Le Canada offrira une contribution de 20 000 dollars canadiens à titre de co‑parrain d’un grand séminaire international sur les meilleures pratiques de recrutement, de formation, de déploiement et d’exercice de gardes nucléaires qui se déroulera du 14 au 18 juin à Collingwood, en Ontario. Le séminaire est organisé par la World Institute of Nuclear Security, ONG basée à Vienne et vouée au renforcement de la sécurité nucléaire. L’Institut facilite l’échange et la promotion des meilleures pratiques entre les experts en sécurité nucléaire, les gouvernements, les organisations internationales et l’industrie nucléaire.
 
On se penchera sur les meilleures pratiques de sécurités appliquées par les gardes pour la protection des installations qui abritent des matières nucléaires.
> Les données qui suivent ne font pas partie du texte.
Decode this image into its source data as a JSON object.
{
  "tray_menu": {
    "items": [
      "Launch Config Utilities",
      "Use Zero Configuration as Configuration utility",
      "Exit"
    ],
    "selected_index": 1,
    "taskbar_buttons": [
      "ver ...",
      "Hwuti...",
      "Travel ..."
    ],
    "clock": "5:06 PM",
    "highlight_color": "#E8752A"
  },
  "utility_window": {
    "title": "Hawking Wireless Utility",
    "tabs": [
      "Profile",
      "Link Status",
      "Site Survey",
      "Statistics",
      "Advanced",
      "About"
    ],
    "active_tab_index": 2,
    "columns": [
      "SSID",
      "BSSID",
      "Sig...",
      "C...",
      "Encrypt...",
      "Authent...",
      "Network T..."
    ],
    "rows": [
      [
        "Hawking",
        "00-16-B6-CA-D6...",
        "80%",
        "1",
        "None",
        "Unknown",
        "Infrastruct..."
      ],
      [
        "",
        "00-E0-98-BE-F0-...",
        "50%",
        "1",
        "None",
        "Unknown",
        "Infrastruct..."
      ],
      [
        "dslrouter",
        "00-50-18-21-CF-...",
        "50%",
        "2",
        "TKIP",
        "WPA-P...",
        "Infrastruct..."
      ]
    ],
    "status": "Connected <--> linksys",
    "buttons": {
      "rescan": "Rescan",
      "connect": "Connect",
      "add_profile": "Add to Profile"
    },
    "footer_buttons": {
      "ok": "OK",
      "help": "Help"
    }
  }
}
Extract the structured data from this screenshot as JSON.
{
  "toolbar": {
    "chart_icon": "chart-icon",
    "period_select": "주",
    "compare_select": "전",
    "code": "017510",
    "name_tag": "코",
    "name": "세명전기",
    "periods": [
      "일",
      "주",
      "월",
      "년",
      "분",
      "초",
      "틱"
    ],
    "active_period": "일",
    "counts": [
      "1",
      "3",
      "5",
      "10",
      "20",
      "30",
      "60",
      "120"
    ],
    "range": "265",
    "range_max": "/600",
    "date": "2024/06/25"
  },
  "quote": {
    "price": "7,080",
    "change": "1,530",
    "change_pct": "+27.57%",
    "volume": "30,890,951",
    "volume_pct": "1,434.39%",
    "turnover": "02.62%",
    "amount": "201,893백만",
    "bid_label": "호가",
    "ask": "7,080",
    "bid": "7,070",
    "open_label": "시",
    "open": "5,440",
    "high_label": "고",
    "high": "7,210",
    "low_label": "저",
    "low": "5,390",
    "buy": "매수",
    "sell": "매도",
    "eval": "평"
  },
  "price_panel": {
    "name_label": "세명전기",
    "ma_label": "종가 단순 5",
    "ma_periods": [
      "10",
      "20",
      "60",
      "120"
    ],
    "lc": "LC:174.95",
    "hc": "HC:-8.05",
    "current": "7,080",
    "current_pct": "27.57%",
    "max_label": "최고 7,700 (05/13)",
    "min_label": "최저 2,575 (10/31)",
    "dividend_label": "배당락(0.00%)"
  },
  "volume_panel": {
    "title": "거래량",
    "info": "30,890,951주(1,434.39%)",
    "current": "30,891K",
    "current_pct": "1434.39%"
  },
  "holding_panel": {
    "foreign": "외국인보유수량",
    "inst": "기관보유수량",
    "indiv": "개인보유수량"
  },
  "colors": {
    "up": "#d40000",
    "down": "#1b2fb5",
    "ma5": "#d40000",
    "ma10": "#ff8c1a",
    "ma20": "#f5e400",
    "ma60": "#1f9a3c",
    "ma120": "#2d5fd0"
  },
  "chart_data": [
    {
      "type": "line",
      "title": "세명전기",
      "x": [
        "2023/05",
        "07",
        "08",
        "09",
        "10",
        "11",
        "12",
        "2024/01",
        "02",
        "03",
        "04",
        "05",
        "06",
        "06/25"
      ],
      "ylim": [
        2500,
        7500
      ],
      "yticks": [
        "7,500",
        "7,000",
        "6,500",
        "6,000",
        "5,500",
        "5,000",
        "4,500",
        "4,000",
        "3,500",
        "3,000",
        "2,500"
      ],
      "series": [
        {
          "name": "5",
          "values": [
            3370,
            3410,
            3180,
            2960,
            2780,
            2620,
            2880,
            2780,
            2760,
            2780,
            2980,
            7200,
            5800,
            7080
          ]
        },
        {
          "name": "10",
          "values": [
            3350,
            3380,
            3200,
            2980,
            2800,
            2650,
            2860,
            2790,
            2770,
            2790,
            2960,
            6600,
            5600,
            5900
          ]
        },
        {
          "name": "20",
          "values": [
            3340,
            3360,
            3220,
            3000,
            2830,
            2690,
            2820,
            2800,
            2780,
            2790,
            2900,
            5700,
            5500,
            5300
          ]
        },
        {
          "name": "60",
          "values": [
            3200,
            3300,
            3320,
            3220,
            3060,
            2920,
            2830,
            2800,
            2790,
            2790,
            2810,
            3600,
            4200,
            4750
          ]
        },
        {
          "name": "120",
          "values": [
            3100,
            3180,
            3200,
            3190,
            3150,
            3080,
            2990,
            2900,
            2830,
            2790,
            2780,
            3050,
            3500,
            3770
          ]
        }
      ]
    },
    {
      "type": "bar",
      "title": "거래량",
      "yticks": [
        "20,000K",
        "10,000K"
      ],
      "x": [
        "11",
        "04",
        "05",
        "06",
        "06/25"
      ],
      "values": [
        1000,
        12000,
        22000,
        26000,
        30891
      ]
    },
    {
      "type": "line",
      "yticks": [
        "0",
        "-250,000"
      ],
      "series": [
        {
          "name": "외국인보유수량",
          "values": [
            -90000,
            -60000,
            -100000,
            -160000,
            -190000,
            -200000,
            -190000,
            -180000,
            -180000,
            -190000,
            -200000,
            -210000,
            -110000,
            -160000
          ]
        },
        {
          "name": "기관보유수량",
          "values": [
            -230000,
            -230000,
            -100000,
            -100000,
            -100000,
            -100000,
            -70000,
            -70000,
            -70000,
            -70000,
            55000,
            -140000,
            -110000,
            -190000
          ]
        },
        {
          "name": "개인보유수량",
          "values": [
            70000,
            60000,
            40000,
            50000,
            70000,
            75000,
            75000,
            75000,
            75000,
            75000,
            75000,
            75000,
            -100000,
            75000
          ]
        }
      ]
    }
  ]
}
Cent experts de l’industrie nucléaire du monde entier s’y rassembleront pour tenir des débats et des séances de formation afin d’améliorer la sécurité de l’industrie.
 

Formation sur la sécurité nucléaire et d’autres instruments de non-prolifération

Le communiqué du Sommet sur la sécurité nucléaire appelle les états à adhérer aux principales conventions sur la sécurité nucléaire, à appliquer leurs dispositions et à aider d’autres États à emboîter le pas. Dans le cadre du Programme de partenariat mondial, le Canada élaborera de nouveaux projets liés à la formation juridique, réglementaire et pratique menés dans divers pays, mais surtout dans les Amériques, afin d’appliquer de façon stricte les instruments en vigueur. L’action menée s’inscrira dans le cadre des instruments de non-prolifération et de désarmement pertinents, dont  le Traité d'interdiction complète des essais nucléaires (TICEN). Le Canada a déjà co-animé des séminaires régionaux sur le TICEN en Jamaïque et au Mexique.